[143] Lib. i. 8.

[144] A complete description and a figure of these bellows may be found in Schluter’s Unterricht von Hütten-werken. Brunswick, 1738.—Traité de la fonte des mines par le feu du charbon de terre; par M. de Genssane. Paris, 1770, 2 vols. 4to. [Ure’s Dictionary, p. 1128, also contains an excellent figure of these wooden bellows.]

[145] “Germany is the country of machines. In general the Germans lessen manual labour considerably by machines adapted to every kind of movement; not that we are destitute of able mechanics; we have the talent of bringing to perfection the machines invented by our neighbours.”—P. 200. [This remark of Grignon will sound rather odd to English ears.]

[146] Becher’s Narrische Weisheit und weise Narrheit. Frankfort, 1683, 12mo, p. 113.

[147] In this dissertation, the time of the invention is stated to be about forty years before, which would be the year 1629 or 1630; but in an improved edition, printed with additions at Hamburg, in 1725, a different period is given. “About eighty years ago,” says the author, “a new kind of bellows, which ought rather to be called the pneumatic chests, was invented in the village of Schmalebuche, in the principality of Coburg, in Franconia. Two brothers, millers in that village, Martin and Nicholas Schelhorn, by means of some box made by them, the lid of which fitted very exactly, found out these chests, as I was told by one of their friends, a man worthy of credit. These chests are not of leather, but entirely of wood joined together with iron nails. In blacksmiths’ shops they are preferred to those constructed with leather, because they emit a stronger blast, as leather suffers the more subtile part of the air to escape through its pores.”

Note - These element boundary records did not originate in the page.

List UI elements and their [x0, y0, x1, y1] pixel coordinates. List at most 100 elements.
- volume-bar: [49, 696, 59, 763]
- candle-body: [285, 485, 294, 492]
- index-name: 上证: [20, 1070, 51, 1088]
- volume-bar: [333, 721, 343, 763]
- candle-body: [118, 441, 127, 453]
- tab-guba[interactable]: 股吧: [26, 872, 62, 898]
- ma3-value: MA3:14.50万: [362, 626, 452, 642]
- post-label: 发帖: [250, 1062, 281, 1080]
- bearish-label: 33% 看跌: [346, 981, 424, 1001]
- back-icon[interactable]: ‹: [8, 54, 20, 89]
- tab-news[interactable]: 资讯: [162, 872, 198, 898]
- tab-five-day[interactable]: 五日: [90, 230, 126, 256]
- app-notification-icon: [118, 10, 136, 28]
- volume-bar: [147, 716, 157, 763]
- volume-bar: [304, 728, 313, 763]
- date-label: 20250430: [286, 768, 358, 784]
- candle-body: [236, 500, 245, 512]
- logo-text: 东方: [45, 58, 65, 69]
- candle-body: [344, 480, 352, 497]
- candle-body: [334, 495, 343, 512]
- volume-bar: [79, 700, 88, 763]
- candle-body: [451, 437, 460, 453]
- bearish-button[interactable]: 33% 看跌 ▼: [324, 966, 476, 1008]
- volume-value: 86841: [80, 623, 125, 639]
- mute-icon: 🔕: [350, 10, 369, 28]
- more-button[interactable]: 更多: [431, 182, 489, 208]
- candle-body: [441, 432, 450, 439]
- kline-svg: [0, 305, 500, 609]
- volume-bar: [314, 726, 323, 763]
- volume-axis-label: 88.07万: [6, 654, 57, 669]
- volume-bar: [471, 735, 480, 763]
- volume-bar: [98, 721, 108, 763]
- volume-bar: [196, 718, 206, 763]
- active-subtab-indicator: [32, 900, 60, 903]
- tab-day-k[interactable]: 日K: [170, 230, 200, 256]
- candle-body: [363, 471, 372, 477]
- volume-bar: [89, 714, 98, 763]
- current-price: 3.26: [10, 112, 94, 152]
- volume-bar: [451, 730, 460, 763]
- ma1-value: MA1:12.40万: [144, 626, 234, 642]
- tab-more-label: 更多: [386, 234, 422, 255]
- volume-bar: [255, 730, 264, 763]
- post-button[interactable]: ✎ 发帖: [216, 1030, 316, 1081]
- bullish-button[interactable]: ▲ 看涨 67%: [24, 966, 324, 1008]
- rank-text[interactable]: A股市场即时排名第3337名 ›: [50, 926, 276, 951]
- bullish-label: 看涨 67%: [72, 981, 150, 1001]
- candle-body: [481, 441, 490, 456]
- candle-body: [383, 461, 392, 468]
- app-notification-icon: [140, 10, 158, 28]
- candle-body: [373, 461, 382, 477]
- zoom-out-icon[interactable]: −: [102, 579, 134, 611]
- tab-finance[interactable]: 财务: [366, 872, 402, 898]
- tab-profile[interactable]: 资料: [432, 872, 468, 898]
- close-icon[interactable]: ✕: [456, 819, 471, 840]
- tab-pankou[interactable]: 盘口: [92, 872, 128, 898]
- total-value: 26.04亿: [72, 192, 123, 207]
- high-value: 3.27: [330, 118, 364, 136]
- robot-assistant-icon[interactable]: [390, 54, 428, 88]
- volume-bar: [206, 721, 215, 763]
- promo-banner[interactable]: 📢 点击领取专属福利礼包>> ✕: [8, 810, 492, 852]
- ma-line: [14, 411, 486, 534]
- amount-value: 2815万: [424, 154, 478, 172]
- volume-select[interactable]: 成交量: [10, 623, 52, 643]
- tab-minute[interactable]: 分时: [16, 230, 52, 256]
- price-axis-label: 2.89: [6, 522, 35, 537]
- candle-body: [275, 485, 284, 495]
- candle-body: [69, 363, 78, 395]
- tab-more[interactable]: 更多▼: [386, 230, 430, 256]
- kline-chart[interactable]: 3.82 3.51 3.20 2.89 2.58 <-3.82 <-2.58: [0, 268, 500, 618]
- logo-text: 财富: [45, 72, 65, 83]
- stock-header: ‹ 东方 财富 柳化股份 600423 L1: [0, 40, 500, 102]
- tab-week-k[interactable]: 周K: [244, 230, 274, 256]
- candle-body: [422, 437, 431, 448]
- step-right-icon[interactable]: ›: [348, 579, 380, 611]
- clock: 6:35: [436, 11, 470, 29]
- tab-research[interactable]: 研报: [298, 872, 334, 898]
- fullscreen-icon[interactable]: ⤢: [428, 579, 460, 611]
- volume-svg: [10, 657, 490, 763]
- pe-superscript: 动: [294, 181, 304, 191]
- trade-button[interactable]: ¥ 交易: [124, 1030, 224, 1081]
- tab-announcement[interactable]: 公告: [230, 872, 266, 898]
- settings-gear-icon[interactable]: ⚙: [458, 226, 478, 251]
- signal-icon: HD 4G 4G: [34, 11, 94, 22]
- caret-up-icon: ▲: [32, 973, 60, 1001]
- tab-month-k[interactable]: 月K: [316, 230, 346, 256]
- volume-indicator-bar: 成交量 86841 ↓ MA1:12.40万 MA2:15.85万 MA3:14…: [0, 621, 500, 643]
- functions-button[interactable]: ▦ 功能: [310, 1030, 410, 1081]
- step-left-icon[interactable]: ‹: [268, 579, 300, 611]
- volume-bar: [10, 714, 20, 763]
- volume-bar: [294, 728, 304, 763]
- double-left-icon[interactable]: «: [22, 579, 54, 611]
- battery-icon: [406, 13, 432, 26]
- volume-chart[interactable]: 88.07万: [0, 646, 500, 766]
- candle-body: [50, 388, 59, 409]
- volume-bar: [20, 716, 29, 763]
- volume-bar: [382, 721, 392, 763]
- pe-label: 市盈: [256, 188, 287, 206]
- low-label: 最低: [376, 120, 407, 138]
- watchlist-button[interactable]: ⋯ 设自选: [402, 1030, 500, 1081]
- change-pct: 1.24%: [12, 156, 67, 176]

[148] In many places these bellows were at first put in a wooden case, to prevent their construction from being known.

[149] In J. P. Ludewig, Scriptores Rerum Episcopatus Bambergensis. Francof. 1718, fol. Where any bishop of latter times is praised, I find no mention of this useful and ingenious invention.


COACHES.

If by this name we are to understand every kind of covered carriage in which one can with convenience travel, there is no doubt that some of them were known to the ancients. The arcera, of which mention is made in the twelve tables, was a covered carriage used by sick and infirm persons[150]. It appears to have been employed earlier than the soft lectica, and by it to have been brought into disuse. A later invention is the carpentum, the form of which may be seen on antique coins, where it is represented as a two-wheeled car with an arched covering, and which was sometimes hung with costly cloth[151]. Still later were introduced the carrucæ, first mentioned by Pliny; but so little is known of them, that antiquaries are uncertain whether they had only one wheel, like our wheelbarrows, or, as is more probable, four wheels. This much, however, is known, that they were first-rate vehicles, ornamented with gold and precious stones, and that the Romans considered it as an honour to ride in those that were remarkably high[152]. In the Theodosian code the use of them is not only allowed to civil and military officers of the first rank, but commanded as a mark of their dignity[153].